By having control over the surface moisture, salt content and pH, cheesemakers influence and control rind production. Our next type, washed rinds, show this particularly well.
As soon as you mention washed rind cheeses to the team, minds are instantly transported straight to the Haute-Savoie and the commune of Thônes. This is the capital of Reblochon and Chevrotin production, one cow’s milk and the other goat’s milk, these are two of the most iconic washed rind cheeses in the Alps. This class of cheese is easily recognisable by its orange to pink coloured exterior. Reblochon, the cheese of Tartiflette, is no exception with a very attractive pale salmon pink supple rind.
Washed rind cheeses need a higher humidity, higher levels of salt and higher levels of ammonia for the most common of their bacteria, brevibacterium linens. After the cheese has been moulded and formed, the maturing process begins. It is during this time that the Alpine washed rind cheeses are washed twice a week with both brine and local Savoie wine. As with the bloomy rinds, this reminds us of the intimate connection between the local terroir (the natural environment including the soil, topography and climate) and their produce.
As well as their colourful, thick rinds and meaty taste profiles, washed rinds are infamously known for their hit you round the face aroma. If you have forgotten to carefully wrap your Chevrotin, the pungency that is consuming your fridge can be traced back to the bacteria that are busy producing sulphur compounds as they grow. As unappealing as these rinds may now sound, they are completely edible, velvety smooth and many would argue, us included, that they are part of the cheese’s addictive appeal.
For quite the opposite rind reaction, we move onto our final type, natural rinds. With one of your favourite cheeses as an excellent example, Beaufort Été.
It is this, the king of Alpine cheeses, that on tastings we like to shake things up and suggest eating the rind first. Perfectly edible, these rinds are simply dried cheese formed from the hand salting each morning and afternoon and being left to mature for a minimum of 6 months in cool mountain cellars. This eventually gives the cheese a smooth ivory to brown rind with an intense caramel and nutty taste profile. It is for this reason that we encourage you to not disregard it. Along with the pate of the cheese, grate natural rinds into dishes for an incredible depth of flavour.

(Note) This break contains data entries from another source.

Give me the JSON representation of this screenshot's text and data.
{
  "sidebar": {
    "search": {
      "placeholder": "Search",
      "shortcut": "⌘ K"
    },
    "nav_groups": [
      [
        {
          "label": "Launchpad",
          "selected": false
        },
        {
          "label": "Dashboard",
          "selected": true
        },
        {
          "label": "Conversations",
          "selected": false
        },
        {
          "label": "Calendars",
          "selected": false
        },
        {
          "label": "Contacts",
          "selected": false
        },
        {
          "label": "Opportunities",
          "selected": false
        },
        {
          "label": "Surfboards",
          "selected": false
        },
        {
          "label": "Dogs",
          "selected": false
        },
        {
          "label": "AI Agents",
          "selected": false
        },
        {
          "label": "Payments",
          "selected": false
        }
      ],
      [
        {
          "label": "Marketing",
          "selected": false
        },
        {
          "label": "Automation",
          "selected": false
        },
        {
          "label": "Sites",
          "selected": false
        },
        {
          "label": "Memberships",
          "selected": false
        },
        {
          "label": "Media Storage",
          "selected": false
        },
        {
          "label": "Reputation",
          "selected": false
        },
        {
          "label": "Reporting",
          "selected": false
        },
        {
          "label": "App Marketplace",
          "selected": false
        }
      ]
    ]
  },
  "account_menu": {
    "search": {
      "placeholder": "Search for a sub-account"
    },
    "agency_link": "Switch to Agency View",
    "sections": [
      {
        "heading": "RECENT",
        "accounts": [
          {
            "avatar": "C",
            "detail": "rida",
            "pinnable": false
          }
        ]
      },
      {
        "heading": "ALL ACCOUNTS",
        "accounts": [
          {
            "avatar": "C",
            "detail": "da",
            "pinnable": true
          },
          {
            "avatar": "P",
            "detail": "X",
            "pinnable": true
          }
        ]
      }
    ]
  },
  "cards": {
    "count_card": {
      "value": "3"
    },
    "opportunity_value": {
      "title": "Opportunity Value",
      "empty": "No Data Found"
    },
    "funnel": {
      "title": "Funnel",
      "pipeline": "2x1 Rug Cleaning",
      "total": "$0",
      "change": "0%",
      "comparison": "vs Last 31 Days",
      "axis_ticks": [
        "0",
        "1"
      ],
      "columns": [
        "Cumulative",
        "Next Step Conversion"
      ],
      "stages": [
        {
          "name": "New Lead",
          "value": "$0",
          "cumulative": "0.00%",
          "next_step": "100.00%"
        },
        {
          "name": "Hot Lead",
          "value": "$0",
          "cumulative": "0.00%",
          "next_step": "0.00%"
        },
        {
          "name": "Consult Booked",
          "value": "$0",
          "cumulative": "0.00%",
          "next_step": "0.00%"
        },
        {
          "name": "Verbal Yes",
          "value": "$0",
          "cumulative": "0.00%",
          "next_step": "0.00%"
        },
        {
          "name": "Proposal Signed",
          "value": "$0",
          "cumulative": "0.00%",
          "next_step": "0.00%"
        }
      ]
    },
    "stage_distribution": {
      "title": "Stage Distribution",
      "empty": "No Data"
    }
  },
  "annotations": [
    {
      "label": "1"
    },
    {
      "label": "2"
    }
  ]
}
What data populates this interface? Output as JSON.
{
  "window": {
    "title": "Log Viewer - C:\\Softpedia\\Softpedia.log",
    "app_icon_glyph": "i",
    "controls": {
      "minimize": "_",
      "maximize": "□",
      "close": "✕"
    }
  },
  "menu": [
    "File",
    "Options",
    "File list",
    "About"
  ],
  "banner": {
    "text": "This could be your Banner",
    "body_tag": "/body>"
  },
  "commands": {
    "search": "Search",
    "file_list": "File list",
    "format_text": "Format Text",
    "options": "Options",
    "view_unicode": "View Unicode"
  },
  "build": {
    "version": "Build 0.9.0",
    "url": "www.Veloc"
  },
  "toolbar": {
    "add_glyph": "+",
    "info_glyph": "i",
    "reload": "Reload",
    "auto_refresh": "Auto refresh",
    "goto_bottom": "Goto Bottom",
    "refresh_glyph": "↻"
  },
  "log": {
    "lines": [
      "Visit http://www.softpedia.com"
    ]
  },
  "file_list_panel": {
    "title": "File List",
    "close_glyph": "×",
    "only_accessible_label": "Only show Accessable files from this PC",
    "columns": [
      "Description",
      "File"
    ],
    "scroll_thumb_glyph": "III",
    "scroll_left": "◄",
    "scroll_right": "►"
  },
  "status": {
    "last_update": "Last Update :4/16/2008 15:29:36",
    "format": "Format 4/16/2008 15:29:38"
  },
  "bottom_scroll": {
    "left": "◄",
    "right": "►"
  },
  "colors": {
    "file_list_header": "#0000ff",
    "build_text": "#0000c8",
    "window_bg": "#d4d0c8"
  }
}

We carefully inspect all of our cheeses to ensure that those with a natural rind, are free from cracking. Any cracks into the rind can enable oxygen to penetrate into the cheese, leading to unwanted blueing. Desirable in a natural rind blue such as Bleu Fermier Coutard but not so in a Beaufort.
The world of cheese rinds is as complex as the microbiological worlds that dictate them. However, we hope that this has given you an insight into feeling better prepared to enjoy your next wedge of our finest French Alpine cheeses.